Già i Fratelli Grimm, a stare ai loro carteggi, si lamentavano del problema, osservando che il perbenismo dei lettori li costringeva a sistematiche ripuliture dei testi orali raccolti durante il loro lavoro di ricerca. E in effetti le loro Fiabe o Märchen, come le leggiamo oggi, sono il risultato di ben sei edizioni nelle quali si procedette a successive riscritture per adeguarle al gusto del pubblico borghese, disturbato dal perturbante delle narrazioni popolari.

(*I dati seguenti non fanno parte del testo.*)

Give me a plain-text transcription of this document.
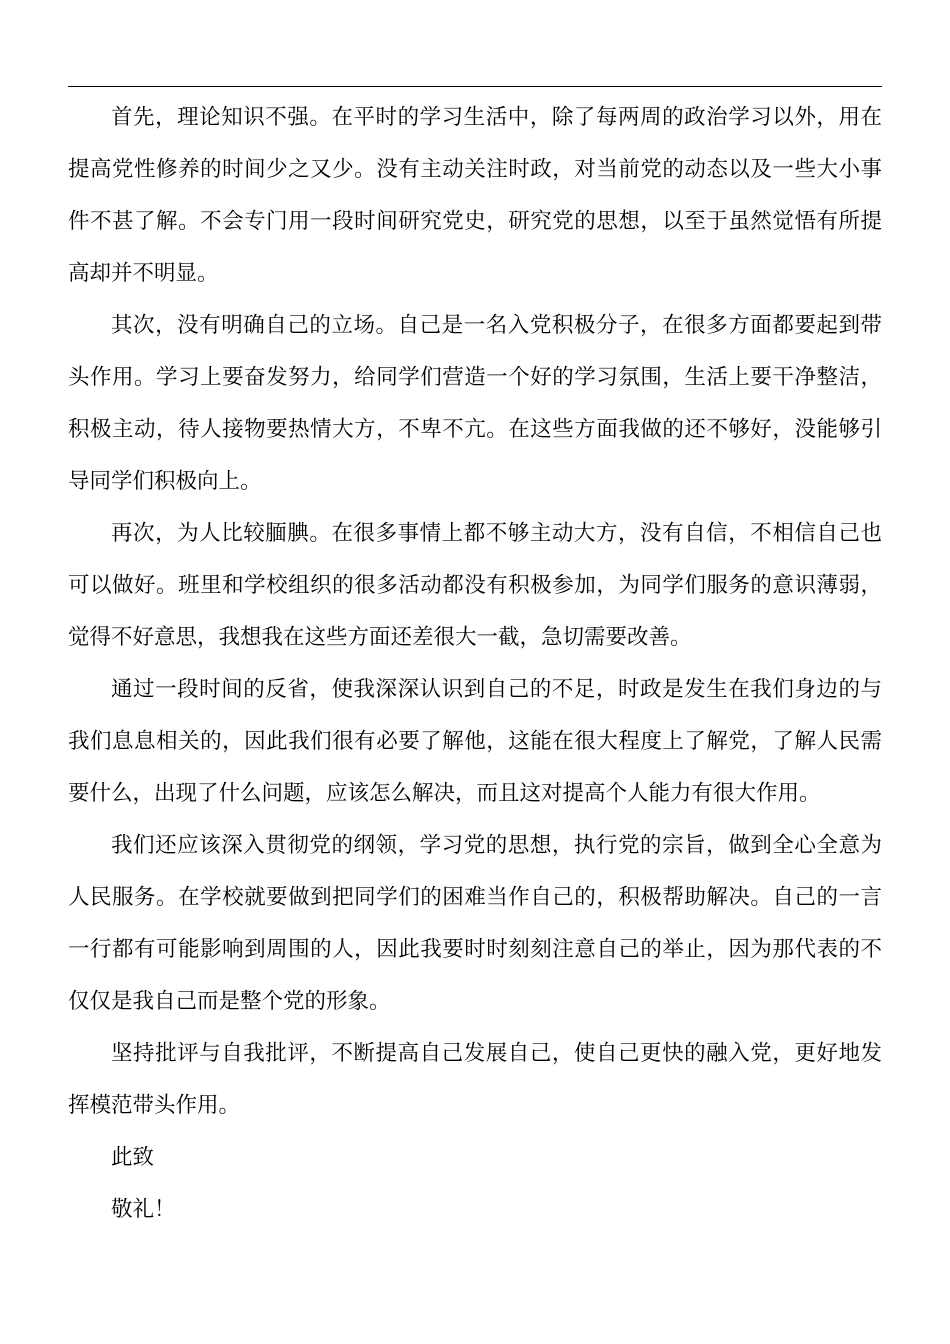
首先，理论知识不强。在平时的学习生活中，除了每两周的政治学习以外，用在提高党性修养的时间少之又少。没有主动关注时政，对当前党的动态以及一些大小事件不甚了解。不会专门用一段时间研究党史，研究党的思想，以至于虽然觉悟有所提高却并不明显。

其次，没有明确自己的立场。自己是一名入党积极分子，在很多方面都要起到带头作用。学习上要奋发努力，给同学们营造一个好的学习氛围，生活上要干净整洁，积极主动，待人接物要热情大方，不卑不亢。在这些方面我做的还不够好，没能够引导同学们积极向上。

再次，为人比较腼腆。在很多事情上都不够主动大方，没有自信，不相信自己也可以做好。班里和学校组织的很多活动都没有积极参加，为同学们服务的意识薄弱，觉得不好意思，我想我在这些方面还差很大一截，急切需要改善。

通过一段时间的反省，使我深深认识到自己的不足，时政是发生在我们身边的与我们息息相关的，因此我们很有必要了解他，这能在很大程度上了解党，了解人民需要什么，出现了什么问题，应该怎么解决，而且这对提高个人能力有很大作用。

我们还应该深入贯彻党的纲领，学习党的思想，执行党的宗旨，做到全心全意为人民服务。在学校就要做到把同学们的困难当作自己的，积极帮助解决。自己的一言一行都有可能影响到周围的人，因此我要时时刻刻注意自己的举止，因为那代表的不仅仅是我自己而是整个党的形象。

坚持批评与自我批评，不断提高自己发展自己，使自己更快的融入党，更好地发挥模范带头作用。

此致

敬礼！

Oggi, il grande interesse per le fiabe e il fiabesco di certa parte della cultura attraverso le ricerche di studiosi che negli ultimi anni hanno lavorato a divulgare la conoscenza delle fiabe e la loro importanza in ambito letterario ed educativo, permette di accedere a raccolte di fiabe di grande interesse, come la prima bellissima edizione dei Grimm, quella redatta fra il 1812-1815, che in Italia, intitolata Principessa Pel di Topo, curata da Jack Zipes e illustrata da Fabian Negrin, è stata edita da Donzelli nel 2012 (a questa è seguita quella integrale, Tutte le fiabe, del 2015).
Raccolte importanti a cui si dovrebbe attingere per letture ai bambini, prima ancora che ad adulti, senza timori e incertezze, poiché, come spiegano psicologi, antropologi, evoluzionisti, pediatri, educatori, la razza umana, adulti e bambini, da sempre ha bisogno di sperimentare la paura, e la narrazione è uno dei sistemi più antichi ed efficaci perché questo avvenga, a livello simbolico, senza incorrere in pericoli reali.